EFFORTS by council chiefs to look into merging bin collections across Worcestershire have been branded as a ‘waste of time’.
Members of Worcestershire Council County’s cabinet have agreed to find out how much they would save by creating a joint waste authority with Herefordshire Council.
This comes after a scrutiny report, which was presented at a cabinet meeting last Thursday (April 16), revealed the cost of dealing with municipal waste in the two countries was £57million a year.
Coun Ken Pollock, who led the scrutiny task group, said his research found Somerset County Council managed to save £1.7million a year by combining the service and urged council leaders to investigate the potential move further.
However, some county councillors did not believe it was necessary, with Coun Peter MacDonald, county councillor for Beacon and leader of the authority’s Labour Group, describing waste collection as ‘one of the most successful and satisfactory services in the county’.
“I am really concerned we have so many services cut to the bone in this county this cabinet should be seeking money from a Government to carry out an audit to further look into something which nobody wants,” he said.
“Most districts have a pride in the collection of the bins, so I think this is absolutely ridiculous waste of time.”
Roger Sutton said it was also a ‘very emotive issue’ in his area, which was the only one of Worcestershire’s six districts to have weekly collections.

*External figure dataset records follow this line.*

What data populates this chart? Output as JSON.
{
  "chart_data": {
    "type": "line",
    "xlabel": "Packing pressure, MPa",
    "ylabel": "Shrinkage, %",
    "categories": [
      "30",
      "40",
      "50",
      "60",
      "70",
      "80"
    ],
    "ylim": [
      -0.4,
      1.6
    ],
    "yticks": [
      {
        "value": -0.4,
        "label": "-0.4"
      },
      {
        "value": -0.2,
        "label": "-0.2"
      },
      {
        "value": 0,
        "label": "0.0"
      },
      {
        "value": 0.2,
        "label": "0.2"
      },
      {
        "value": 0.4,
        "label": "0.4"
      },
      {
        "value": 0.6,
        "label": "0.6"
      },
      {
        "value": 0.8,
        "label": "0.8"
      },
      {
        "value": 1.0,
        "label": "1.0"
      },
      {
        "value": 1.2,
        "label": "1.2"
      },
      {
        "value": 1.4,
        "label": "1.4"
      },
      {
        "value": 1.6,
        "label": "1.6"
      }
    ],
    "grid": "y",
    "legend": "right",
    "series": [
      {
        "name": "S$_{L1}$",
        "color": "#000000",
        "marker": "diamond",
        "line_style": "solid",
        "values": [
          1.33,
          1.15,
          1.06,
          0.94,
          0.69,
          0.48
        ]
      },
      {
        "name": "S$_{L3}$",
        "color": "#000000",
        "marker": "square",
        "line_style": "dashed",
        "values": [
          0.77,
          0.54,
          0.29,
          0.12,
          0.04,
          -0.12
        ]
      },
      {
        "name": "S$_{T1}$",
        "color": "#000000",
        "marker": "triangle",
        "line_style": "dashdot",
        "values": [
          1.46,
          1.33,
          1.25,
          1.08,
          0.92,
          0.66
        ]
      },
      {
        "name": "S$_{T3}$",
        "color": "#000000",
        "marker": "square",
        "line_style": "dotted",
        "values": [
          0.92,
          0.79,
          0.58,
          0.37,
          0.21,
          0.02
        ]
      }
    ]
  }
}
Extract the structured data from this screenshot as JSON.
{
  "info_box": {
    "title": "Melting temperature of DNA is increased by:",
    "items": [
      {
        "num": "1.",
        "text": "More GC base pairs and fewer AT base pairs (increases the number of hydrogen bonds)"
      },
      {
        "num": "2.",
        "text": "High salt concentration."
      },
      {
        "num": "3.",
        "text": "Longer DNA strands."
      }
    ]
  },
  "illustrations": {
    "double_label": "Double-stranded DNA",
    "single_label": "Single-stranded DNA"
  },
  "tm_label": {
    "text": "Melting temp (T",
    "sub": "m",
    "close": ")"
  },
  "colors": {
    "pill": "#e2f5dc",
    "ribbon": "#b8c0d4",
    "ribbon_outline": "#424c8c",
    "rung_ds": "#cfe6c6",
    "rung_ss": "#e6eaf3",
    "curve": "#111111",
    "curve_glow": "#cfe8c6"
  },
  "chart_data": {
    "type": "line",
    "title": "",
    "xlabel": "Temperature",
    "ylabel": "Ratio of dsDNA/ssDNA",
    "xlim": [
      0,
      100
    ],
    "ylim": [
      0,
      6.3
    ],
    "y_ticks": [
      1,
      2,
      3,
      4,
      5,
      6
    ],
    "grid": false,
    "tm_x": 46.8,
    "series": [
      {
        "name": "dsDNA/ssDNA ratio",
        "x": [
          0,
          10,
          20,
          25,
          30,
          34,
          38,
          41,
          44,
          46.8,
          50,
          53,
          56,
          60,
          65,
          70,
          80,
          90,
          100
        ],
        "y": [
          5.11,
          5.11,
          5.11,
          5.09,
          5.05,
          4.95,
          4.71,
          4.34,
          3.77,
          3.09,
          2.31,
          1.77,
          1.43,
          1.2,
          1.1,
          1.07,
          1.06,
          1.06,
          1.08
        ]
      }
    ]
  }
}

But Coun Liz Tucker, county councillor for Pershore, said it was important to not let ‘pride get in the way of facts’, while Coun Marcus Hart, cabinet member for health and well being, said: “I think we should take this to the next stage and talk to our district partners across the county because if there is a way we can provide a more cohesive and efficient service to the taxpayer then I think that is a good thing.”
Coun Pollock added: “If you consider Somerset have been able to save £1.7million a year then it is not foolish to spend a very small amount of money to see how you might be able to save something or a similar order and that would be a very good way of husbanding our scarce resources.”
Coun Adrian Hardman, leader of the county council, said it would a ‘slow burning’ process, but he believed it was worth find out what the ‘size of the prize’ would be.